What It Means to Lose Years of Education

According to the Cambridge analysis, repeated closures since 2020, first due to the pandemic and then to ongoing genocide, have eroded more years of learning than children can realistically recover.

This isn’t just falling behind, but a fundamental derailment of life trajectory:

  • Delayed literacy and numeracy milestones
  • Increased likelihood of dropout in teenage years
  • Higher risks of early marriage and child labor
  • Limited access to higher education and careers

Resultantly, when education stops, social mobility also stops with it.

Education as a Protective Space

Children’s access to education is not just about reading and math, but about safety, structure, and psychological stability.

UNICEF and other child protection agencies have emphasized that education provides:

  • Protection from exploitation and abuse
  • Psychosocial support
  • A routine that counteracts trauma
  • Opportunities for social interaction and identity building

When schools are reduced to rubble or become temporary shelters, these protective functions disappear. Instead, Gaza’s schools increasingly resemble sites of trauma, displacement, and interruption, not growth.

Trauma, Hunger, and Learning Loss: A Spiral of Harm

The education crisis in Gaza does not exist in isolation, but it intersects with:

  • Widespread hunger and malnutrition, which impair cognitive development
  • Psychological trauma, which reduces concentration and memory
  • Displacement and instability, which make regular attendance impossible

A recent scientific analysis describes how children exposed to conflict, displacement, and trauma face long-term developmental challenges, including reduced educational outcomes.

Comparing Gaza to Global Conflict Patterns

Gaza’s education collapse is one of the most extreme examples today, but it reflects a broader global trend.

UNICEF estimates that globally, more than 25 million children of primary age are out of school due to conflict and insecurity.

In wider conflict zones, from Yemen to Sudan, attacks on schools and displacement keep millions from education.

However, Gaza’s situation is exceptional for the scale of destruction, cumulative closure, and overlap with famine, displacement, and repeated bombardment.

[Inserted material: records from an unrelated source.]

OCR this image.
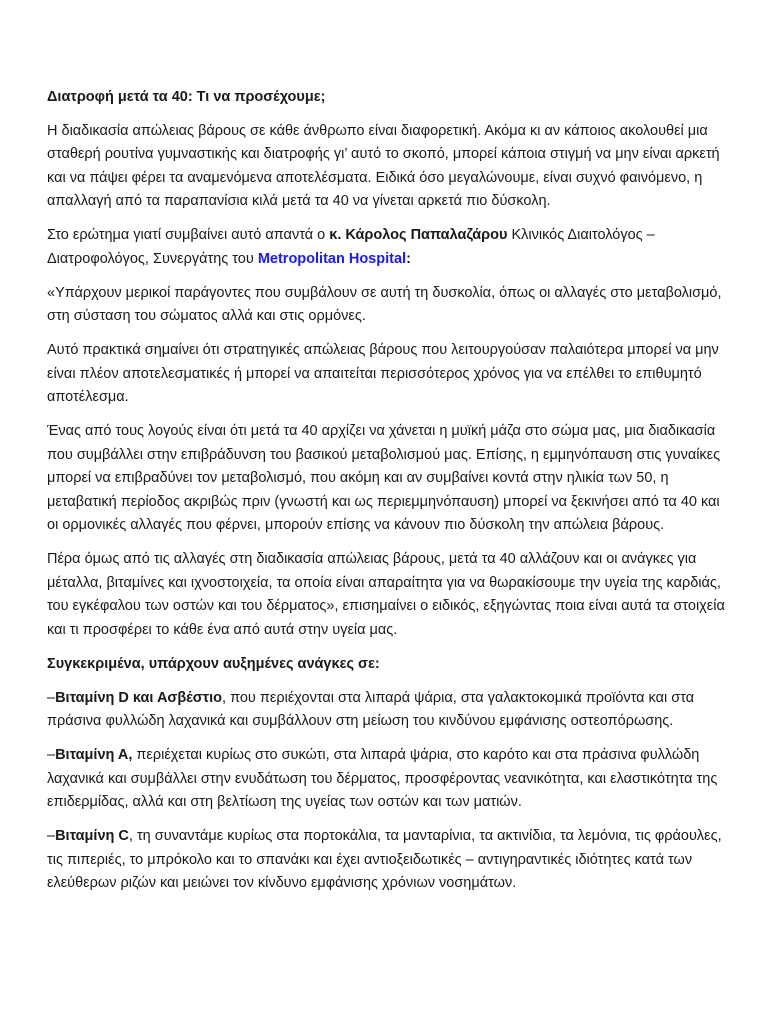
Διατροφή μετά τα 40: Τι να προσέχουμε;

Η διαδικασία απώλειας βάρους σε κάθε άνθρωπο είναι διαφορετική. Ακόμα κι αν κάποιος ακολουθεί μια σταθερή ρουτίνα γυμναστικής και διατροφής γι’ αυτό το σκοπό, μπορεί κάποια στιγμή να μην είναι αρκετή και να πάψει φέρει τα αναμενόμενα αποτελέσματα. Ειδικά όσο μεγαλώνουμε, είναι συχνό φαινόμενο, η απαλλαγή από τα παραπανίσια κιλά μετά τα 40 να γίνεται αρκετά πιο δύσκολη.

Στο ερώτημα γιατί συμβαίνει αυτό απαντά ο κ. Κάρολος Παπαλαζάρου Κλινικός Διαιτολόγος – Διατροφολόγος, Συνεργάτης του Metropolitan Hospital:

«Υπάρχουν μερικοί παράγοντες που συμβάλουν σε αυτή τη δυσκολία, όπως οι αλλαγές στο μεταβολισμό, στη σύσταση του σώματος αλλά και στις ορμόνες.

Αυτό πρακτικά σημαίνει ότι στρατηγικές απώλειας βάρους που λειτουργούσαν παλαιότερα μπορεί να μην είναι πλέον αποτελεσματικές ή μπορεί να απαιτείται περισσότερος χρόνος για να επέλθει το επιθυμητό αποτέλεσμα.

Ένας από τους λογούς είναι ότι μετά τα 40 αρχίζει να χάνεται η μυϊκή μάζα στο σώμα μας, μια διαδικασία που συμβάλλει στην επιβράδυνση του βασικού μεταβολισμού μας. Επίσης, η εμμηνόπαυση στις γυναίκες μπορεί να επιβραδύνει τον μεταβολισμό, που ακόμη και αν συμβαίνει κοντά στην ηλικία των 50, η μεταβατική περίοδος ακριβώς πριν (γνωστή και ως περιεμμηνόπαυση) μπορεί να ξεκινήσει από τα 40 και οι ορμονικές αλλαγές που φέρνει, μπορούν επίσης να κάνουν πιο δύσκολη την απώλεια βάρους.

Πέρα όμως από τις αλλαγές στη διαδικασία απώλειας βάρους, μετά τα 40 αλλάζουν και οι ανάγκες για μέταλλα, βιταμίνες και ιχνοστοιχεία, τα οποία είναι απαραίτητα για να θωρακίσουμε την υγεία της καρδιάς, του εγκέφαλου των οστών και του δέρματος», επισημαίνει ο ειδικός, εξηγώντας ποια είναι αυτά τα στοιχεία και τι προσφέρει το κάθε ένα από αυτά στην υγεία μας.

Συγκεκριμένα, υπάρχουν αυξημένες ανάγκες σε:

–Βιταμίνη D και Ασβέστιο, που περιέχονται στα λιπαρά ψάρια, στα γαλακτοκομικά προϊόντα και στα πράσινα φυλλώδη λαχανικά και συμβάλλουν στη μείωση του κινδύνου εμφάνισης οστεοπόρωσης.

–Βιταμίνη Α, περιέχεται κυρίως στο συκώτι, στα λιπαρά ψάρια, στο καρότο και στα πράσινα φυλλώδη λαχανικά και συμβάλλει στην ενυδάτωση του δέρματος, προσφέροντας νεανικότητα, και ελαστικότητα της επιδερμίδας, αλλά και στη βελτίωση της υγείας των οστών και των ματιών.

–Βιταμίνη C, τη συναντάμε κυρίως στα πορτοκάλια, τα μανταρίνια, τα ακτινίδια, τα λεμόνια, τις φράουλες, τις πιπεριές, το μπρόκολο και το σπανάκι και έχει αντιοξειδωτικές – αντιγηραντικές ιδιότητες κατά των ελεύθερων ριζών και μειώνει τον κίνδυνο εμφάνισης χρόνιων νοσημάτων.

The Lost Generation is Not Just a Phrase but a Forecast

Researchers warn that, unless things change, Gaza’s children will not simply “catch up.” They will represent a generation with permanent educational loss, with consequences echoing for decades.

This is the core of the Cambridge study’s warning:

“Children in Gaza will have lost the equivalent of five years’ worth of education… and many will be a full decade behind their educational level.”

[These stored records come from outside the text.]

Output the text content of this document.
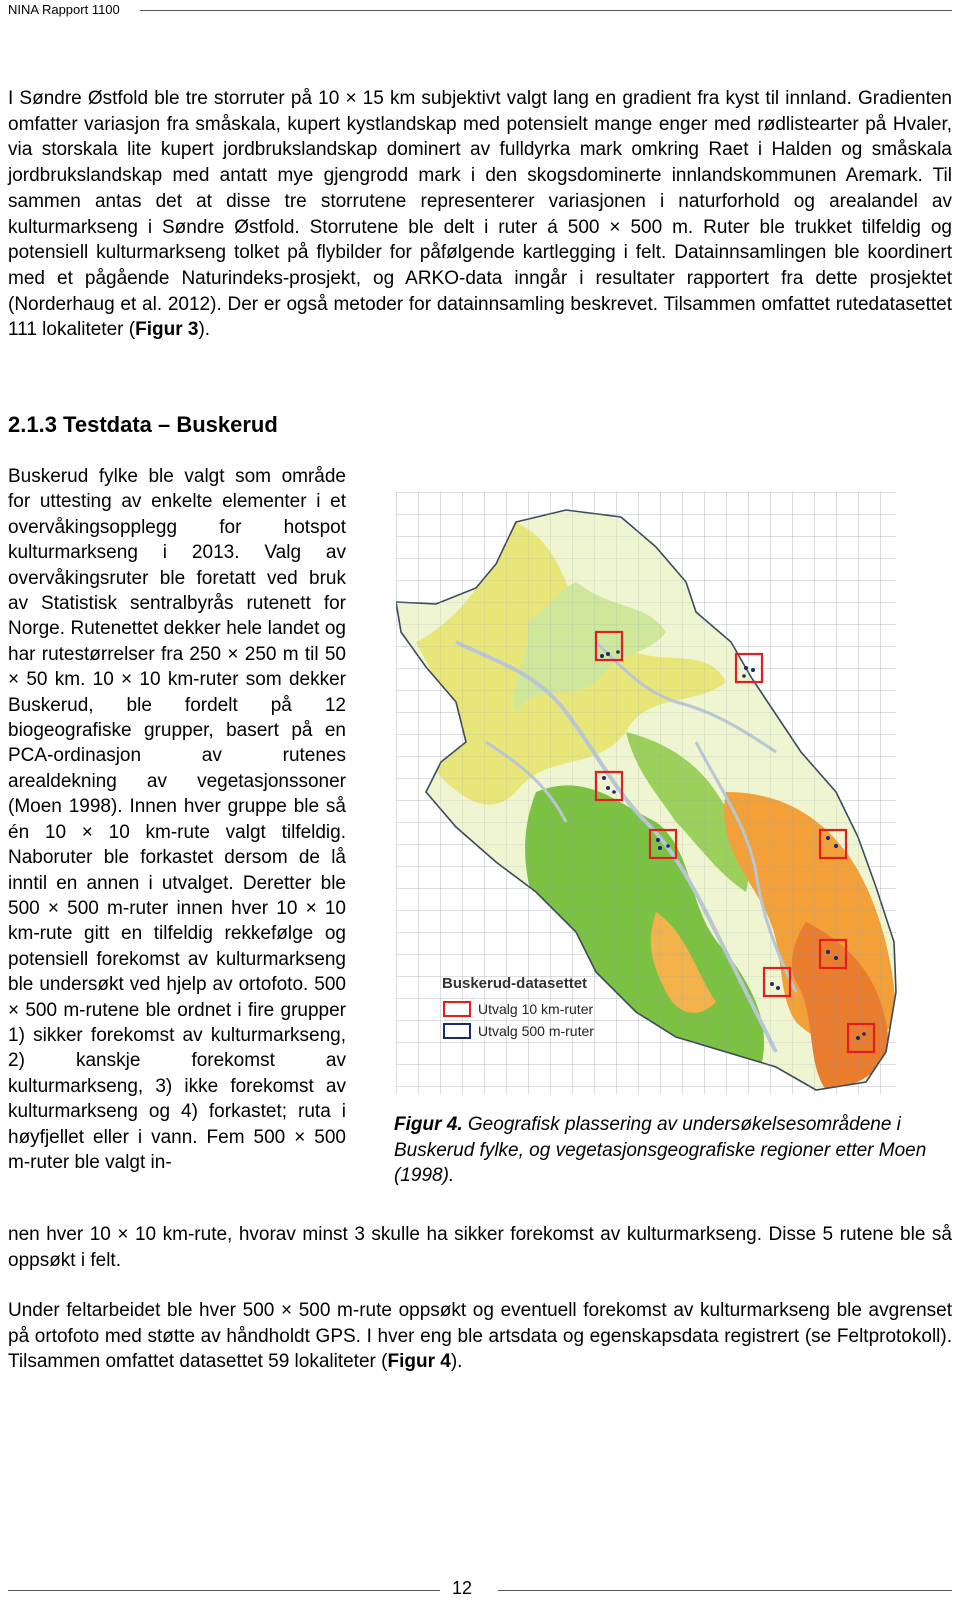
NINA Rapport 1100

I Søndre Østfold ble tre storruter på 10 × 15 km subjektivt valgt lang en gradient fra kyst til innland. Gradienten omfatter variasjon fra småskala, kupert kystlandskap med potensielt mange enger med rødlistearter på Hvaler, via storskala lite kupert jordbrukslandskap dominert av fulldyrka mark omkring Raet i Halden og småskala jordbrukslandskap med antatt mye gjengrodd mark i den skogsdominerte innlandskommunen Aremark. Til sammen antas det at disse tre storrutene representerer variasjonen i naturforhold og arealandel av kulturmarkseng i Søndre Østfold. Storrutene ble delt i ruter á 500 × 500 m. Ruter ble trukket tilfeldig og potensiell kulturmarkseng tolket på flybilder for påfølgende kartlegging i felt. Datainnsamlingen ble koordinert med et pågående Naturindeks-prosjekt, og ARKO-data inngår i resultater rapportert fra dette prosjektet (Norderhaug et al. 2012). Der er også metoder for datainnsamling beskrevet. Tilsammen omfattet rutedatasettet 111 lokaliteter (Figur 3).

2.1.3 Testdata – Buskerud

Buskerud fylke ble valgt som område for uttesting av enkelte elementer i et overvåkingsopplegg for hotspot kulturmarkseng i 2013. Valg av overvåkingsruter ble foretatt ved bruk av Statistisk sentralbyrås rutenett for Norge. Rutenettet dekker hele landet og har rutestørrelser fra 250 × 250 m til 50 × 50 km. 10 × 10 km-ruter som dekker Buskerud, ble fordelt på 12 biogeografiske grupper, basert på en PCA-ordinasjon av rutenes arealdekning av vegetasjonssoner (Moen 1998). Innen hver gruppe ble så én 10 × 10 km-rute valgt tilfeldig. Naboruter ble forkastet dersom de lå inntil en annen i utvalget. Deretter ble 500 × 500 m-ruter innen hver 10 × 10 km-rute gitt en tilfeldig rekkefølge og potensiell forekomst av kulturmarkseng ble undersøkt ved hjelp av ortofoto. 500 × 500 m-rutene ble ordnet i fire grupper 1) sikker forekomst av kulturmarkseng, 2) kanskje forekomst av kulturmarkseng, 3) ikke forekomst av kulturmarkseng og 4) forkastet; ruta i høyfjellet eller i vann. Fem 500 × 500 m-ruter ble valgt in-

Buskerud-datasettet
Utvalg 10 km-ruter
Utvalg 500 m-ruter

Figur 4. Geografisk plassering av undersøkelsesområdene i Buskerud fylke, og vegetasjonsgeografiske regioner etter Moen (1998).

nen hver 10 × 10 km-rute, hvorav minst 3 skulle ha sikker forekomst av kulturmarkseng. Disse 5 rutene ble så oppsøkt i felt.

Under feltarbeidet ble hver 500 × 500 m-rute oppsøkt og eventuell forekomst av kulturmarkseng ble avgrenset på ortofoto med støtte av håndholdt GPS. I hver eng ble artsdata og egenskapsdata registrert (se Feltprotokoll). Tilsammen omfattet datasettet 59 lokaliteter (Figur 4).

12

Even temporary or online learning measures introduced by UNRWA and the Palestinian Ministry of Education have been severely constrained by destroyed infrastructure, scarce resources, and ongoing insecurity.

Why This Matters Beyond Gaza

When an entire generation loses access to education:

  • Entire economies lose future professionals
  • Communities lose rebuilding capacity
  • Political stability becomes harder to achieve
  • Human rights, including dignity and autonomy, are undermined

Gaza’s children are not only Palestinian future workers and citizens. They are part of the global Muslim community, and their loss echoes in every society that values human potential.

Their right to education is universal, and its denial is not a local tragedy but a global failure.